How to Motivate Cybersecurity Teams with Stretch Assignments (10–20% Time Model)

Motivating a cybersecurity team is one of the hardest challenges for security leaders. The work is high-pressure, threat-driven, and often reactive. Alerts never stop. Incidents pile up. Over time, even strong teams can lose momentum.

One of the most effective—and underused—ways to improve engagement, retention, and skill development is through cybersecurity stretch assignments. When structured correctly, these assignments empower security professionals to grow while delivering real value to the organization.

What Are Stretch Assignments in Cybersecurity?

Stretch assignments are self-directed projects that allow team members to research, build, or experiment beyond their core daily responsibilities.

In cybersecurity, this might include:

• Researching emerging attack techniques

• Building security automation

• Experimenting with open-source tools

• Creating detection logic or lab environments

The key is intentional design: these projects are aligned with business and security goals—not side hobbies.

The 10–20% Time Model for Security Teams

A proven framework is dedicating 10–20% of an employee’s work time to stretch assignments. This approach:

• Encourages deep learning without disrupting operations

• Reduces burnout from nonstop reactive work

• Creates space for creativity and innovation

This time must be planned and protected. When leadership formally supports it, team members feel safe investing energy into long-term skill development instead of rushing back to tickets and alerts.
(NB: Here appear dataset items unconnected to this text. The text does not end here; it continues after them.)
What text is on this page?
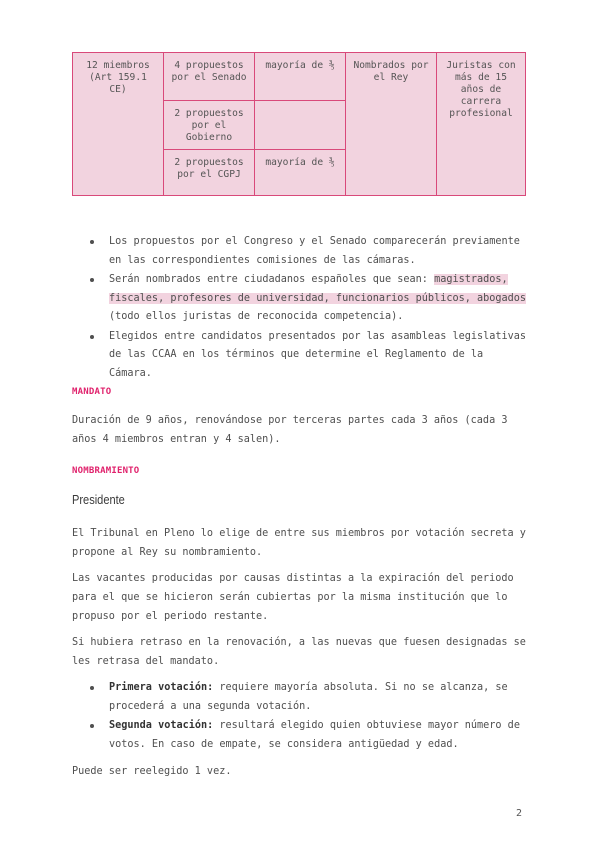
12 miembros (Art 159.1 CE)	4 propuestos por el Senado	mayoría de ⅗	Nombrados por el Rey	Juristas con más de 15 años de carrera profesional
	2 propuestos por el Gobierno			
	2 propuestos por el CGPJ	mayoría de ⅗		
Los propuestos por el Congreso y el Senado comparecerán previamente en las correspondientes comisiones de las cámaras.
Serán nombrados entre ciudadanos españoles que sean: magistrados, fiscales, profesores de universidad, funcionarios públicos, abogados (todo ellos juristas de reconocida competencia).
Elegidos entre candidatos presentados por las asambleas legislativas de las CCAA en los términos que determine el Reglamento de la Cámara.
MANDATO
Duración de 9 años, renovándose por terceras partes cada 3 años (cada 3 años 4 miembros entran y 4 salen).
NOMBRAMIENTO
Presidente
El Tribunal en Pleno lo elige de entre sus miembros por votación secreta y propone al Rey su nombramiento.
Las vacantes producidas por causas distintas a la expiración del periodo para el que se hicieron serán cubiertas por la misma institución que lo propuso por el periodo restante.
Si hubiera retraso en la renovación, a las nuevas que fuesen designadas se les retrasa del mandato.
Primera votación: requiere mayoría absoluta. Si no se alcanza, se procederá a una segunda votación.
Segunda votación: resultará elegido quien obtuviese mayor número de votos. En caso de empate, se considera antigüedad y edad.
Puede ser reelegido 1 vez.
2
Let Team Members Choose Their Research Topic

Autonomy is one of the biggest motivators in cybersecurity careers. Instead of assigning topics top-down, allow team members to choose a project that fits into one of two categories:

1. Relevant to Their Current Security Role

Examples:

• Improving SIEM detections

• Automating repetitive SOC tasks

• Evaluating a new EDR or security tool

• Researching MITRE ATT&CK techniques

2. Stretching Toward Their Next Role

Examples:

• SOC analysts learning detection engineering

• Security engineers exploring threat modeling

• Blue team members practicing purple team skills

• Senior engineers developing architecture or leadership capabilities

This approach supports career growth while increasing team capability.

Example Stretch Assignment: Raspberry Pi Security Projects

Stretch assignments don’t require enterprise budgets. A Raspberry Pi is an excellent learning platform for hands-on cybersecurity projects.

Examples include:

• Building a simple honeypot to observe real-world attacks

• Creating a lightweight network monitoring sensor

• Running open-source IDS or logging tools

• Prototyping detection-as-code concepts

• Testing alerting and visualization pipelines

These projects reinforce real skills—networking, logging, detection, automation—while keeping learning engaging and accessible.

Define Clear Outcomes (Without Killing Creativity)

Stretch assignments work best when expectations are clear but flexible. A lightweight structure keeps projects focused without turning them into performance traps:

• Goal: What problem or question is being explored?

• Deliverable: What will be shared?

• Code repository

• Documentation

• Demo or walkthrough

• Internal presentation

• Timeline: Often 4–8 weeks

• Knowledge Share: Present findings to the team

Even imperfect results create value through shared learning.

Why Stretch Assignments Improve Cybersecurity Teams

When implemented well, stretch assignments deliver measurable benefits:

• Increased motivation and engagement

• Faster skill development

• More innovation from the ground up

• Improved retention of top talent

• Stronger security culture

They also give leaders insight into individual interests, strengths, and future potential.

Leadership Must Protect the Time

Stretch assignments fail when they are treated as optional or expendable.

Security leaders must:

• Actively protect the 10–20% allocation

• Encourage experimentation

• Celebrate learning—not just production-ready outcomes

Not every project will succeed—and that’s part of the value.

Final Thoughts

Cybersecurity professionals rarely burn out because the work is too technical. They burn out because growth stops and the work loses meaning.

By giving your team dedicated time for stretch assignments, aligned with their current role or their next one, you build a more resilient, motivated, and capable security organization.

Sometimes, all it takes to reignite curiosity is a Raspberry Pi—and permission to build.